SACRED FEMININE: The Divine Flow TOI, 6 Oct 2008, Narayani Ganesh
Three days in a month my mother would hang around looking cool in her bedroom. She would read magazines and novels in a supine position, her head resting on a block of wood fashioned like a pillow. She would sometimes practise drawing kolams — patterns that are made with rice flour at the entrance — in an unruled notebook, and would ask me which ones I liked.
Amma looked so relaxed, unhurried and undisturbed. She wouldn’t take part in household activities nor go out shopping or attending functions. On ‘those’ days, Amma wouldn’t wear the usual crimson, tear-shaped kumkum on her forehead. Instead, she sported a black, round bindi, what we called chaandu pottu, made of dried, burnt rice that was left to coagulate and dry in the cradle of the empty half of a coconut shell.
You made your thumb moist with a little water and gently rubbed it on the stuff and the paste would be transferred to the index finger with which one drew the round mark a little above but between the two eyebrows. When pestered with questions, Amma would say: “I’m on my monthly three-day vacation!”
The family — like many others in the community — has long since discontinued with the seclusion tradition as archaic and regressive. Yet, ancient tradition revered the Sacred Feminine, and regarded the menstrual flow as affirmation of life. At Assam’s Kamakhya Temple — one of the nine Shakti Peeths — the annual Ambubachi Mela celebrates the Sacred Feminine in the Devi’s annual menstrual flow. The spring water from the Yoni — symbolising the power of procreation — and pieces of red cloth are distributed as prasad .
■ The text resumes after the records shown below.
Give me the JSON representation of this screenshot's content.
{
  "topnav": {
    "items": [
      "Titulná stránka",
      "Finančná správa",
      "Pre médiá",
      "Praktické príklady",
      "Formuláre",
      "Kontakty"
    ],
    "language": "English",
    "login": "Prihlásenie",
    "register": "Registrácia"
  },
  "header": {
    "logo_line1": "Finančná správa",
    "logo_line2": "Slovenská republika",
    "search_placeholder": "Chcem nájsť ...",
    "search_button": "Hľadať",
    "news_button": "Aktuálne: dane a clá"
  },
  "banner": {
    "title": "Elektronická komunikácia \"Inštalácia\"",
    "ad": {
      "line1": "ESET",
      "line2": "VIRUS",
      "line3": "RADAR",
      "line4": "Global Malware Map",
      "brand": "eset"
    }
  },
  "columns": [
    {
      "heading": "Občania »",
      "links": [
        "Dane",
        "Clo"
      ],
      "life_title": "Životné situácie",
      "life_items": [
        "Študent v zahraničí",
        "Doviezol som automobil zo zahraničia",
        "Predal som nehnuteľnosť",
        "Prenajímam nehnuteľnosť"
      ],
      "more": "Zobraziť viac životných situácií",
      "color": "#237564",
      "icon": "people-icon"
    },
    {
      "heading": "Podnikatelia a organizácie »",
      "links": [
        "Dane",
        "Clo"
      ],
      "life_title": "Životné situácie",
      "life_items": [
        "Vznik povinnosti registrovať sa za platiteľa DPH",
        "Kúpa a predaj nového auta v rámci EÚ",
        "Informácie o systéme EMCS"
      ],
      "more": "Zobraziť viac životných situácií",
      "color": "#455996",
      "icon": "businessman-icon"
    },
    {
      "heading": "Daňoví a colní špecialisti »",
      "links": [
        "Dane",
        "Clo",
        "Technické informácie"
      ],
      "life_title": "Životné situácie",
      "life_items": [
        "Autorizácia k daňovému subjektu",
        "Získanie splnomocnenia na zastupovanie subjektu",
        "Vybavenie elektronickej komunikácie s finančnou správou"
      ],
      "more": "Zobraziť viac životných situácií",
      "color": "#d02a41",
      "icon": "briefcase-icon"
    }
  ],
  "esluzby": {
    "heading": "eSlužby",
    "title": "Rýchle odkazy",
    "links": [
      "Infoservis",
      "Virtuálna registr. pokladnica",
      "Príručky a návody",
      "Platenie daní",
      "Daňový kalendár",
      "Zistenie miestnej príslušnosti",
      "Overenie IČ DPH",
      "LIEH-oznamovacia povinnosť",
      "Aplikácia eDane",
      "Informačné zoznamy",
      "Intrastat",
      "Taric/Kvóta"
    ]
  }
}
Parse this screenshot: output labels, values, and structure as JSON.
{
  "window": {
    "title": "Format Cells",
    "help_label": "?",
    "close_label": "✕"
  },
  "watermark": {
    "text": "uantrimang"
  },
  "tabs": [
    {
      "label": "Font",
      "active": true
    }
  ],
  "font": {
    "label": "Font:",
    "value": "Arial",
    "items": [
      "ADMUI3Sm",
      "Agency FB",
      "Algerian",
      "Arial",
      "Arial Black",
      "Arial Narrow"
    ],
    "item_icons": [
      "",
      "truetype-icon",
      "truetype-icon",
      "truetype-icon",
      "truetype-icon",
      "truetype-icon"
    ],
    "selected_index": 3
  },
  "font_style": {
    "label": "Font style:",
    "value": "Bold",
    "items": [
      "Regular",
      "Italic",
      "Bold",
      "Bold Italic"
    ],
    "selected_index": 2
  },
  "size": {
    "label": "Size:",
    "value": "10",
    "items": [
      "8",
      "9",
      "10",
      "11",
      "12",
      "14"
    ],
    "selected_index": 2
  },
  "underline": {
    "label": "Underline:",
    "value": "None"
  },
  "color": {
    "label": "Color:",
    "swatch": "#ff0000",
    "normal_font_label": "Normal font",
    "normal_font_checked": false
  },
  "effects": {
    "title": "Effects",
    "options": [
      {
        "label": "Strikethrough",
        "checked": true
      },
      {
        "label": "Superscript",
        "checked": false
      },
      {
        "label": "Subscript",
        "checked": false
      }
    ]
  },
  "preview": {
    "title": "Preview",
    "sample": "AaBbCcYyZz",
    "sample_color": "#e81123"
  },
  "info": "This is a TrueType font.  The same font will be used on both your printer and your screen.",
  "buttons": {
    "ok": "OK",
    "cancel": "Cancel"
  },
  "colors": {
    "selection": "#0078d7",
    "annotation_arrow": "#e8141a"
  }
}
What would my grandmother — if she were alive today — have to say about recent medical research that finds menstrual blood to be rich in stem cells! A US company promoting this concept says that women can collect their menstrual blood, after following instructions carefully to avoid contamination, and send it to the laboratory where it will be put through a purifying process and stored for future use in the treatment of diseases like cancer.
As cord blood banking is a recent phenomenon, culling stem cells from menstrual blood could be easier than mining bone marrow. It would also be free of controversies over the ethics of using embryonic stem cells. Above all, it could help remove superstitions and taboos associated with ‘those’ days.